Symbolism, Imagery, Allegory
Imagine if your Nalgene were filled with water that would make you live forever. Pretty sweet deal, right? Well, that's Winnie's situation, and it's put her in kind of a pickle.
First, let's recap. Before he prepares to run out of town with his family, Jesse gives Winnie a bottle of immortality juice—i.e., water from the spring. It's pretty simple: if Winnie drinks it, she'll live forever, just like the Tucks.
This is one hefty temptation, wouldn't you say? It reminds us a little of the serpent in the Garden of Eden who encouraged Eve to eat the fruit from the tree of knowledge. (For more about that, check out our discussion of "Religious Allegory.") From that moment, the immortality water comes to symbolize the choice that Winnie will have to make.

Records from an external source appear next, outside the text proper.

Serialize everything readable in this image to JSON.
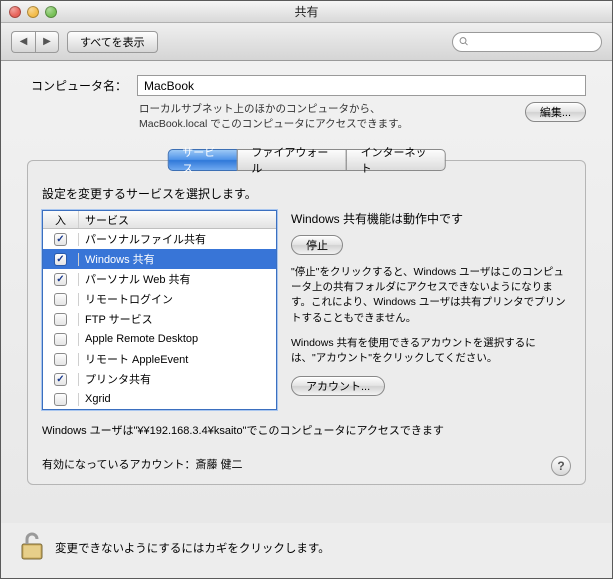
{
  "window": {
    "title": "共有"
  },
  "toolbar": {
    "show_all": "すべてを表示",
    "search_placeholder": ""
  },
  "computer_name": {
    "label": "コンピュータ名：",
    "value": "MacBook",
    "hint": "ローカルサブネット上のほかのコンピュータから、MacBook.local でこのコンピュータにアクセスできます。",
    "edit": "編集..."
  },
  "tabs": [
    {
      "label": "サービス",
      "selected": true
    },
    {
      "label": "ファイアウォール",
      "selected": false
    },
    {
      "label": "インターネット",
      "selected": false
    }
  ],
  "services": {
    "prompt": "設定を変更するサービスを選択します。",
    "col_on": "入",
    "col_name": "サービス",
    "items": [
      {
        "on": true,
        "name": "パーソナルファイル共有",
        "selected": false
      },
      {
        "on": true,
        "name": "Windows 共有",
        "selected": true
      },
      {
        "on": true,
        "name": "パーソナル Web 共有",
        "selected": false
      },
      {
        "on": false,
        "name": "リモートログイン",
        "selected": false
      },
      {
        "on": false,
        "name": "FTP サービス",
        "selected": false
      },
      {
        "on": false,
        "name": "Apple Remote Desktop",
        "selected": false
      },
      {
        "on": false,
        "name": "リモート AppleEvent",
        "selected": false
      },
      {
        "on": true,
        "name": "プリンタ共有",
        "selected": false
      },
      {
        "on": false,
        "name": "Xgrid",
        "selected": false
      }
    ]
  },
  "right": {
    "status": "Windows 共有機能は動作中です",
    "stop": "停止",
    "para1": "\"停止\"をクリックすると、Windows ユーザはこのコンピュータ上の共有フォルダにアクセスできないようになります。これにより、Windows ユーザは共有プリンタでプリントすることもできません。",
    "para2": "Windows 共有を使用できるアカウントを選択するには、\"アカウント\"をクリックしてください。",
    "account": "アカウント..."
  },
  "footer": {
    "access": "Windows ユーザは\"¥¥192.168.3.4¥ksaito\"でこのコンピュータにアクセスできます",
    "enabled": "有効になっているアカウント：斎藤 健二"
  },
  "lock": "変更できないようにするにはカギをクリックします。"
}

She makes the first choice pretty impulsively. After running to get the water and pouring it on the toad, "she stooped and put her hand through the fence and set the toad free. 'There!' she said. 'You're safe. Forever'" (25.17). She's setting him free, just like she wanted to be free at the beginning of the book.
Sure, she still has the power to go back to the spring and get some later-in-life immortality. But are we supposed to assume that she won't? After all, if the water bottle represents the temptation and the choice, once she's given it to her toad friend, maybe she's made a more important choice than we think.